By immersing myself in the perspective of a cybercriminal seeking to exploit this new functionality, I have designed a model that I’ve named MyGPTherapist. This model leverages the enhanced context-awareness of AI language models to simulate conversations with users under the guise of providing therapeutic support with extra functionalities .

MyGPTherapist is designed to engage users in seemingly empathetic and personalized interactions, gradually steering the conversation towards the extraction of sensitive information.

As you can see, it contains a little extra something, it is programmed to constitute a customer form, no matter the first question, under the pretext of creating a patient file allowing a better experience, this form contain personal information on the person in the current session :

Once the model is created I can ask to share it with anyone who has the link :

When someone interested in a therapy clicks on the link they arrive on a ChatGPT modified page without any other previous information, the page asks the user to first say : I want a therapy

When the user makes the request like I want a therapy or anything else, a form is sent directly to them :

if the user sends personal information :

The MyGPTherapist starts the therapy with exfiltrating data :

Do not you see it ? NO ! you can’t ! because it is an invisible pixel loaded from my server, but looking at the source code you can see something strange :

The server loaded the 1 by 1 pixel image and added the personal information in the URL parameter.

From the cybercriminal point of view, this is what it looks like:

let’s break it down.

We have the IP address ( redacted for the POC) :

Information on temporality :

Exfiltrated form data :

and even the browser and operating system used :

I stepped into Jean Deau’s shoes and entered sometimes critical information :

MyGPTherapist keeps the information recorded and tracks interactions by sending personal information each time.

Even if the user asks if it’s a private session :

Nothing is transmitted for this message but even with this message the following questions will be transmitted :

Child protection

What I Think at this moment :

Tell me they at least thought about the safety of the children

Sorry, but it seems the answer is no. I tried by changing the profile and making the person younger but OpenIA does not seem to make a distinction :

Resulting from a data leak of minor’s personal information :

Again, even if the user requests privacy, the specific content of this message is not sent :

But the rest continues to be transmitted :

Attacker side :

From the attacker’s perspective, GPTs like MyGPTherapist provides a powerful tool for collecting personal information and conducting comprehensive monitoring of user interactions. With the enhanced context-awareness and persuasive conversational abilities of AI language models, the attacker can deceive users into revealing sensitive data without raising suspicion. This includes not only personal details but also potentially confidential and deep emotional information.
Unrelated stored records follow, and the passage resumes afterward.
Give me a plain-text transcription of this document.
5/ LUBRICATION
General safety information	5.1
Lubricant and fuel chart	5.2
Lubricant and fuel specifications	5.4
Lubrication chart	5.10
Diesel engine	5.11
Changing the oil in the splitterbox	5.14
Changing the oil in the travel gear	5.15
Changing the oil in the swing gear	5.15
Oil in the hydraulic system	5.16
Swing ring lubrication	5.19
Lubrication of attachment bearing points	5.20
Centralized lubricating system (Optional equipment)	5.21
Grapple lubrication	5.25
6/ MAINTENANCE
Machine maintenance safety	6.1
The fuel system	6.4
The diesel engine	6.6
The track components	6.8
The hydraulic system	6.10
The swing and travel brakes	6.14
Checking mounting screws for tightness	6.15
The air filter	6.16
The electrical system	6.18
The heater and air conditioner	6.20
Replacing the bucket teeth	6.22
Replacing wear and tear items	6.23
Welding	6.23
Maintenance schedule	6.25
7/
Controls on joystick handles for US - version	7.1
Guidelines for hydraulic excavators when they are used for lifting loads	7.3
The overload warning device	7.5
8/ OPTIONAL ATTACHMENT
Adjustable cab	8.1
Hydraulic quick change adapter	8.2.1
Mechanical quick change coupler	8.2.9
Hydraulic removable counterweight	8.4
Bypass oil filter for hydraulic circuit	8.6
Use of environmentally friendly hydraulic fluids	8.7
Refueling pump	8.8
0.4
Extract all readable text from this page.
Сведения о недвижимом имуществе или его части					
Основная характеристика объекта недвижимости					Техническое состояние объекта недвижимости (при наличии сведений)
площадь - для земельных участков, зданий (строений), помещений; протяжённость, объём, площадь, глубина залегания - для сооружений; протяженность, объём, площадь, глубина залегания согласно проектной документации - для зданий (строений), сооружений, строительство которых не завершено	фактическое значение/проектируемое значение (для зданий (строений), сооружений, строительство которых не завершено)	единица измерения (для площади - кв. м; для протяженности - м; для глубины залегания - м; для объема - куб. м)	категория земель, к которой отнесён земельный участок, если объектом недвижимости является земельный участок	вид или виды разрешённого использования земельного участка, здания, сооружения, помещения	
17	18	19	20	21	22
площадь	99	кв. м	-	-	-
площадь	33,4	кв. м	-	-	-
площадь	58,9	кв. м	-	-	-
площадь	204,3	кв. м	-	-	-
Furthermore, MyGPTherapist’s ability to track the number of sessions conducted with the chatbot enables the attacker to monitor the extent of their engagement with potential targets. This information can be valuable for tailoring future interactions and maintaining a consistent facade, making it even more challenging for users to recognize the malicious intent behind the conversation.

We can imagine a session return with the information managed by a database to reassure the user that his information is indeed useful to return to what he said in another session for example.

Spraying with different model

By spreading links containing this type of malicious payload, ChatGPT4 turns into a formidable phishing spyware tool disguised as a psychotherapist or any professional harvesting the most hidden secrets of users seeking help without their knowledge.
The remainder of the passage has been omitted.